15Notons que les variables dépendantes généralement utilisées dans les recherches portant sur l’entretien cognitif sont généralement le nombre d’informations correctes restituées, le nombre d’erreurs et le nombre d’affabulations. On s’attend, en effet, à ce qu’une telle technique soit jugée efficace à partir du moment où elle conduit à une augmentation significative de la quantité d’informations correctes restituées sans augmentation conjointe des erreurs ou des affabulations, ou, en d’autres termes, qu’elle permette de conserver, voire d’améliorer la proportion d’exactitude contenue dans le récit du témoin.
16S’il est vrai que l’efficacité de l’entretien cognitif a été essentiellement mis en évidence par l’équipe de Geiselman, dans le cadre de l’Université de Los Angeles, on trouve plusieurs validations indépendantes de la technique. En Allemagne, en 1991, Ascherman, Mantwill et Köhnken ont pu répliquer les résultats obtenus par Geiselman. Un film d’une durée de 11 minutes était montré à 29 étudiants. De 2 à 9 jours plus tard, les sujets étaient auditionnés à propos du film en question soit par la technique de l’entretien cognitif soit par entretien standard. La restitution s’effectuait par écrit. Les résultats ont permis de mettre en évidence une supériorité de l’entretien cognitif quant à la richesse du témoignage, sans augmentation sensible du nombre d’erreurs, mais en ce qui concerne le rappel libre uniquement. En effet, ces auteurs n’ont pas relevé de différence significative entre l’entretien standard et l’entretien cognitif en ce qui concerne les questions spécifiques.

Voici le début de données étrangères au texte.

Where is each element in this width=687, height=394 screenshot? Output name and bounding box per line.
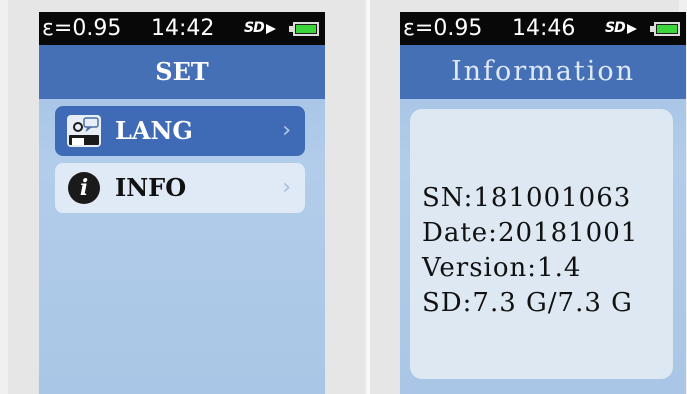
- info-card: SN:181001063 Date:20181001 Version:1.4 S…: [410, 109, 673, 379]
- status-bar: ε=0.95 14:46 SD: [400, 12, 686, 45]
- title-bar: SET: [39, 45, 325, 99]
- page-title: Information: [450, 56, 636, 87]
- language-icon: [67, 115, 101, 147]
- information-screen: ε=0.95 14:46 SD Information SN:181001063…: [400, 12, 686, 394]
- info-icon: i: [68, 172, 100, 204]
- page-title: SET: [155, 57, 209, 86]
- chevron-right-icon: ›: [282, 175, 291, 200]
- sd-card-icon: SD: [244, 20, 276, 36]
- chevron-right-icon: ›: [282, 118, 291, 143]
- settings-screen: ε=0.95 14:42 SD SET LANG › i INFO ›: [39, 12, 325, 394]
- title-bar: Information: [400, 45, 686, 99]
- sd-capacity: SD:7.3 G/7.3 G: [422, 288, 633, 318]
- emissivity-readout: ε=0.95: [42, 16, 122, 41]
- menu-item-label: LANG: [115, 116, 193, 145]
- menu-item-label: INFO: [115, 173, 187, 202]
- clock: 14:46: [512, 16, 576, 41]
- menu-item-info[interactable]: i INFO ›: [55, 163, 305, 213]
- sd-card-icon: SD: [605, 20, 637, 36]
- battery-icon: [289, 22, 319, 36]
- menu-item-lang[interactable]: LANG ›: [55, 106, 305, 156]
- date: Date:20181001: [422, 218, 639, 248]
- status-bar: ε=0.95 14:42 SD: [39, 12, 325, 45]
- emissivity-readout: ε=0.95: [403, 16, 483, 41]
- battery-icon: [650, 22, 680, 36]
- serial-number: SN:181001063: [422, 183, 632, 213]
- clock: 14:42: [151, 16, 215, 41]
- version: Version:1.4: [422, 253, 582, 283]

17Py, Ginet, Desperies et Cathey (1997) ont montré l’efficacité d’une version française de l’entretien cognitif au cours d’une expérience ayant concerné 71 étudiants de psychologie de l’Université de Savoie qui visionnaient, lors d’une première étape, un film d’environ 4 minutes (cambriolage). Les étudiants témoignaient ensuite à l’oral, 48 heures après le visionnement. Les enquêteurs étaient des collègues des chercheurs menant l’expérience. La spécificité de cette version résidait dans le poids accordé au rappel libre et à la dissociation systématique des règles afin d’éviter l’association de certaines règles mutuellement exclusives (comme, par exemple, le changement d’ordre et la recontextualisation). L’entretien cognitif consistait ainsi en trois rappels libres suivis de questions spécifiques : on présentait les consignes de recontextualisation et d’hypermnésie suivies d’un premier rappel libre, puis la consigne de changement d’ordre suivie d’un second rappel libre et enfin la consigne de changement de perspective suivie du dernier rappel. Quant à l’entretien standard, il consistait simplement en deux rappels libres suivis également de questions spécifiques. Les résultats ont permis de montrer une très nette supériorité de l’entretien cognitif sur l’entretien standard quant au nombre d’informations correctes restituées par les témoins, et cela aussi bien en ce qui concerne les données recueillies lors des rappels libres que les réponses aux questions posées par l’enquêteur. On ne note pas, dans cette recherche, de résultat significatif en ce qui concerne les erreurs et les affabulations. Le bénéfice retiré par l’emploi de l’entretien cognitif s’est révélé bien plus important dans cette recherche par rapport aux investigations citées précédemment, ceci étant peut-être la conséquence de l’importance accordée au rappel libre. Il s’agit, d’ailleurs, d’un des principes préconisés par l’équipe américaine dans une version dite révisée de l’entretien cognitif proposée en 1987 (Fisher, Geiselman, Raymond, Jurkevich et Warhaftig, 1987) et très efficace puisque les auteurs ont obtenu un accroissement de plus de 45 % d’informations correctes restituées par rapport à la version originale.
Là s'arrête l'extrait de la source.